What’s the price of a memory? As a photographer I can tell you: memories are priceless. In 20-30 years time you’ll be hard pressed to remember every single moment of your life. Especially those early childhood memories feel like they are gone, disappeared like tears in the rain.
At the other end, there are places like my mom’s house. All over that place you can find little memory nuggets in the shape of childhood pictures for example. She took literally thousands of them – often to our chagrin – but come today I’m really happy she did. After all, in doing so she managed to freeze time for a little while.
All these photo prints started to live a life of their own in the end: a few albums at my sister’s, some at my grandparents, others at my place. And if losing them wasn’t an issue, it would only take one single disaster for our last access to those memories to disappear as well.
So I wanted to archive these moments, and at the same time make sure they were properly archived and where possible categorised. I knew a flatbed scanner can produce amazing results, but no way I’d ever manage to scan thousands upon thousands of pictures at a rate of a few minutes for each photograph. So I started to research batch photo scanners. Fortunately the universe aligned with my quest once more when I received a press release announcing the Epson FF-680W. Promising 30 scanned photos in 30 seconds, it sure got my attention. A few mails back and forth, a review sample got delivered to my front door.
I eagerly unboxed the scanner and had my mom and sister deliver a plethora of folders, boxes and albums full of pictures. The installation of the scanner couldn’t be simpler. In less than 5 minutes I had a WiFi scanner shining on my desk. It features a clean black design that can be folded open for operation. There’s only a few easy buttons. When you’re done, you just close it down in a single movement, making it a beautiful and compact thing – for a scanner that is.
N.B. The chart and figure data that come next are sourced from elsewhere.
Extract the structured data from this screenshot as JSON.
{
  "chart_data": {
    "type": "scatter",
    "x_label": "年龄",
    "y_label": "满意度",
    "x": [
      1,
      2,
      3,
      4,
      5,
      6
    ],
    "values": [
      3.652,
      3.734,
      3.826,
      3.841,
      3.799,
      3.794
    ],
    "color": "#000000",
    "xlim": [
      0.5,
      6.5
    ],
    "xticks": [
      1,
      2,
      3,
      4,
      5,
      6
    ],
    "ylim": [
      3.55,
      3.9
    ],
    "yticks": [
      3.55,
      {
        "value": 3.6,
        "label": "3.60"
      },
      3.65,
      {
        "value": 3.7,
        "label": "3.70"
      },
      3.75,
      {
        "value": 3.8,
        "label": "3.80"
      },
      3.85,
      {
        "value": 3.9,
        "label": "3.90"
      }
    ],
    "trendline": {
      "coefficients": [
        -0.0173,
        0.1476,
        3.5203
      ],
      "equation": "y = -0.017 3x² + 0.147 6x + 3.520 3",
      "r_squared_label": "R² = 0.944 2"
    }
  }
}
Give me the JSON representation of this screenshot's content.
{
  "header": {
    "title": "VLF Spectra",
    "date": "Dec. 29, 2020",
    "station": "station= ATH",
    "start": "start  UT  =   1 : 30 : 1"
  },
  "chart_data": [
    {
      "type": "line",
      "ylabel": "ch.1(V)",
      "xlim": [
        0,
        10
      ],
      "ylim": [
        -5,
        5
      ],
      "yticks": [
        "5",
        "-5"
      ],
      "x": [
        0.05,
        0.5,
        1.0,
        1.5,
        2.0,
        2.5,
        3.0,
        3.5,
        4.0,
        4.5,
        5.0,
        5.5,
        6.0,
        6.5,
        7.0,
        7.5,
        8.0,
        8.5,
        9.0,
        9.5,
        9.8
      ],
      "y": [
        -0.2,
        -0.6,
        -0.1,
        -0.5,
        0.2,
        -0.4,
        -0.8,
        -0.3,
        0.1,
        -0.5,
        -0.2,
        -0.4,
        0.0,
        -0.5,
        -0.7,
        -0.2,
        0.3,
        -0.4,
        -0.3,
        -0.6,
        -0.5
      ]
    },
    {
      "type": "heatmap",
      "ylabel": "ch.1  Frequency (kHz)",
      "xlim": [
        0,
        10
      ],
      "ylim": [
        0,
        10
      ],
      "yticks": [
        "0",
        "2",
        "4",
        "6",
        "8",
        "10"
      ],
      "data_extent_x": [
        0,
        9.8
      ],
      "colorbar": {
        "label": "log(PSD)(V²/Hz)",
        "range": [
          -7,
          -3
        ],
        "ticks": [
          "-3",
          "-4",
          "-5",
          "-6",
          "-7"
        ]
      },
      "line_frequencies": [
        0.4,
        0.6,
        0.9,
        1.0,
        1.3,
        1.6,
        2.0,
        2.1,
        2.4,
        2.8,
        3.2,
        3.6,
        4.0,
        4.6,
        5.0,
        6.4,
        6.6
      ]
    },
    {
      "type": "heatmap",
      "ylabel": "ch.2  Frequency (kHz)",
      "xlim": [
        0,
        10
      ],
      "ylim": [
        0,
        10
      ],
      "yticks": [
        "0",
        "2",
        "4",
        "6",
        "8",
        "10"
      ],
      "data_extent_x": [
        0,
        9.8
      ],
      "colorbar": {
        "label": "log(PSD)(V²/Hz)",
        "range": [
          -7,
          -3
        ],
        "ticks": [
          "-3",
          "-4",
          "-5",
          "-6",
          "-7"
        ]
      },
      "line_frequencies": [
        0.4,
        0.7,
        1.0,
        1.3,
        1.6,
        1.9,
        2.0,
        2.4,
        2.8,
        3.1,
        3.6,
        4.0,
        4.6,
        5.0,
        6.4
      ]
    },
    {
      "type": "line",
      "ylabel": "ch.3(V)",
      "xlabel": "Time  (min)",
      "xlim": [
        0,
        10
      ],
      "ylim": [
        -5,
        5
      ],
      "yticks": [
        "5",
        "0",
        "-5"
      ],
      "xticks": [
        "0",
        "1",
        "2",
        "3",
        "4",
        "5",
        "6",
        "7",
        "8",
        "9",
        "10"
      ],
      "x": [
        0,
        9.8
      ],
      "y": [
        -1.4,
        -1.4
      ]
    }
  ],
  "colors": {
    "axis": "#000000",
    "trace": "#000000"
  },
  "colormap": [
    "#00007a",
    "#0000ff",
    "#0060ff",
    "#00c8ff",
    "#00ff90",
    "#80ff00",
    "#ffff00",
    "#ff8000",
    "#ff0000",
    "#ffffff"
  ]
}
But, apart from the pretty nice design, the software truly exceeded any expectations. I just had to stack a batch of photos in the scanner’s tray and got queried to add some basic metadata like subject and date. This could vary from rough decades to a specific month. I then had the option to scan the back side as well, as this scanner features dual optics. I hit the Scan button and boom!
At first it felt like the scanner was just devouring the photos and spitting them out at the bottom without even looking at them, but I couldn’t be more wrong. This wasn’t just scanning, because all the processing happened really fast and the results came out correctly. Images were even automatically rotated, orientated and more.
I found the images had a crisp and high quality – certainly high enough for my archiving purposes. Of course it doesn’t have the same lattitude as a film scan, but when all that you have left are prints, this scanner still delivers a more than decent result and a great digital copy.
On top of all that, the software also added correct metadata, which is even greater when you add these scans to your photo systems like Photos, Lightroom, Google Photos or others.
And even there the powerhouse doesn’t stop. The Epson FF-680W also revealed itself as a perfect scanner for business purposes when scanning documents like invoices or even grocery receipts. Put in a two foot long receipt and it just slides through, automatically adding that it’s indeed a receipt, reading the document to search for a date, and applying that to the file. In my busy life, that feature alone makes its price worth the wile.
Now, how about any downsides? Of course there are some. Processing a few batches of photos at once can take a while for example, and scanning a batch of documents leads to … a single large PDF file. Pictures on the contrary are nicely separated into different files. But, at this point maybe I should point out that the software offers a lot of options, and I’m sure I haven’t managed to get through them all.
The scanner works best with photos in a box. When you have photos which were pasted in an album it can have an issue with leftover bits of glue.
Also, when scanning a consecutive batch, it would be nice to add a small time offset. Let me explain this. I always rename my photos to KVDS-YYYYMMDD-HHMMSS. However, all scans are set to exactly the same time, making sorting based on time a mess. Setting them at 12:00:01 for the first, 12:00:02 for the second, etc, would make my life easier. But hey, maybe I’m just power-user nitpicking here. Regular users won’t have that problem at all.
To conclude this story, if you’re looking for a scanner that is both great with photos and devours all your paperwork in a matter of seconds, then the Epson FF-680W is what you’re looking for. In fact, when I had to send back my review machine, I immediately bought one for myself. That’s the level of good we’re talking about.
EPSON FF-680W is available for €599.